Daily Alice wzięła go pod ramię. Przeszli wyspę wzdłuż i wszerz kilka razy, witając się z przyjaciółmi i krewnymi, którzy byli z nich dumni.

— Dziękuję — powiedziało kilkoro z nich, kiedy przedstawiała Smoky’ego i kiedy wręczali im prezenty. Smoky po trzecim kieliszku szampana zastanawiał się, czy to mówienie pewnych rzeczy w odwrotnej kolejności (Cloud zawsze tak postępowała) powinno być rozpatrywane przypadek po przypadku, jeśli można tak powiedzieć, czy też należało do ogólnego, ogólnego… oparła głowę na jego miękkim ramieniu i wspierając się wzajemnie, pozdrawiali gości.

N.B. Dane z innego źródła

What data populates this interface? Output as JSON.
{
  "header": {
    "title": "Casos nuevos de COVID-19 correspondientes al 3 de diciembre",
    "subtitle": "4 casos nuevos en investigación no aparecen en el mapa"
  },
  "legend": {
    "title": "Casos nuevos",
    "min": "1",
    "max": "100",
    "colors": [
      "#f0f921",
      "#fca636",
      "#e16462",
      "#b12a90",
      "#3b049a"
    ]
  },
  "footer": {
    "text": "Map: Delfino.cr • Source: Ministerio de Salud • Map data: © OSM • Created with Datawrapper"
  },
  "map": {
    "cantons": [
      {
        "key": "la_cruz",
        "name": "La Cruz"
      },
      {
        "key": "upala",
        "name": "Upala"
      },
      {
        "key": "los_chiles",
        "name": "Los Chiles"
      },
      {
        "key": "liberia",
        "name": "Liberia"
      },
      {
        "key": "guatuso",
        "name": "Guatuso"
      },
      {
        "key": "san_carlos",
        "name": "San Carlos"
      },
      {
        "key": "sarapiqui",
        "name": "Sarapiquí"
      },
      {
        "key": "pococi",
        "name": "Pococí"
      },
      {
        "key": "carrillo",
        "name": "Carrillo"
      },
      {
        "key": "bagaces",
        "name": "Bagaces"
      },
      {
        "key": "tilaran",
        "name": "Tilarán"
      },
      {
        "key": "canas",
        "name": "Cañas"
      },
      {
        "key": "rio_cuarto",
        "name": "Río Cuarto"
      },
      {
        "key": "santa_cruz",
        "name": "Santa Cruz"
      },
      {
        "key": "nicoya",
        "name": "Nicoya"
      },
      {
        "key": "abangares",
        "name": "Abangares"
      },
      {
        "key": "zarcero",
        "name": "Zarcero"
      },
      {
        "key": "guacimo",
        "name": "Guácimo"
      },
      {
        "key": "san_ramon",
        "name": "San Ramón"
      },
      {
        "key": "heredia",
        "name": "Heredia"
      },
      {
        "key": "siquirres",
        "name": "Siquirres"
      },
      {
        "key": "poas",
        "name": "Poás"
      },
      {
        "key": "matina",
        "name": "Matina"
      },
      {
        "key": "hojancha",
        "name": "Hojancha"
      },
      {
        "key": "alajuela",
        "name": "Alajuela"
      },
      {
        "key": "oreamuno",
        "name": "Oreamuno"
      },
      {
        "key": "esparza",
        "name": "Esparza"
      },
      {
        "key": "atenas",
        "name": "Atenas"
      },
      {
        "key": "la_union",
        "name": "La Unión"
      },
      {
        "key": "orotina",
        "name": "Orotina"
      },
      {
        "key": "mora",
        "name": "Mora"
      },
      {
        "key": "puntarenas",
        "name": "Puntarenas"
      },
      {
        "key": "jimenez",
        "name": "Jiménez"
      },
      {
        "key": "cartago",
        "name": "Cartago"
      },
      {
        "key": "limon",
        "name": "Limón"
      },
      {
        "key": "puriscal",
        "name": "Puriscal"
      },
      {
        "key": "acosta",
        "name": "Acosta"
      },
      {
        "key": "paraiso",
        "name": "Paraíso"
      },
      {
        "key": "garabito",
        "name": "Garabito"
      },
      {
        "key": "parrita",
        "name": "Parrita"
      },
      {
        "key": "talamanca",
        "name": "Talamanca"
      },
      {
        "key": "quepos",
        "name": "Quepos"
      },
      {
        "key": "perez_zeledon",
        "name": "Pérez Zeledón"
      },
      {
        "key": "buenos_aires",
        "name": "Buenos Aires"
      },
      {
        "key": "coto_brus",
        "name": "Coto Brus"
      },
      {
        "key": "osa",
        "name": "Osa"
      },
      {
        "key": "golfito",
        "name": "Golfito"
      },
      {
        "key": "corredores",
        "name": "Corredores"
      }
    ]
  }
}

— Przyjemnie — powiedział od niechcenia. — Jak to się mówi, kiedy coś odbywa się na wolnym powietrzu?

— Al fresco?

— Tak?

— Chyba tak.

— Jesteś szczęśliwa?

— Chyba tak.

— Ja jestem.

Kiedy Franz Mouse się ożenił, wybrał się z żoną (jak jej było na imię?) do fotografa. Oprócz tradycyjnych ślubnych zdjęć fotograf zrobił jeszcze kilka głupawych ujęć na własny użytek. Franz miał na nich nogi skute papierowym łańcuchem z kulą, a panna młoda, zachęcona przez fotografa, wywijała nad głową męża wałkiem do ciasta. Smoky doszedł do wniosku, że sam wie o życiu małżeńskim nie więcej niż tamten fotograf, i roześmiał się głośno.

— O co chodzi? — zdziwiła się Daily Alice.

— Masz wałek do ciasta?

— Masz na myśli wałek do wałkowania ciasta na ciasteczka? Matka ma chyba coś takiego.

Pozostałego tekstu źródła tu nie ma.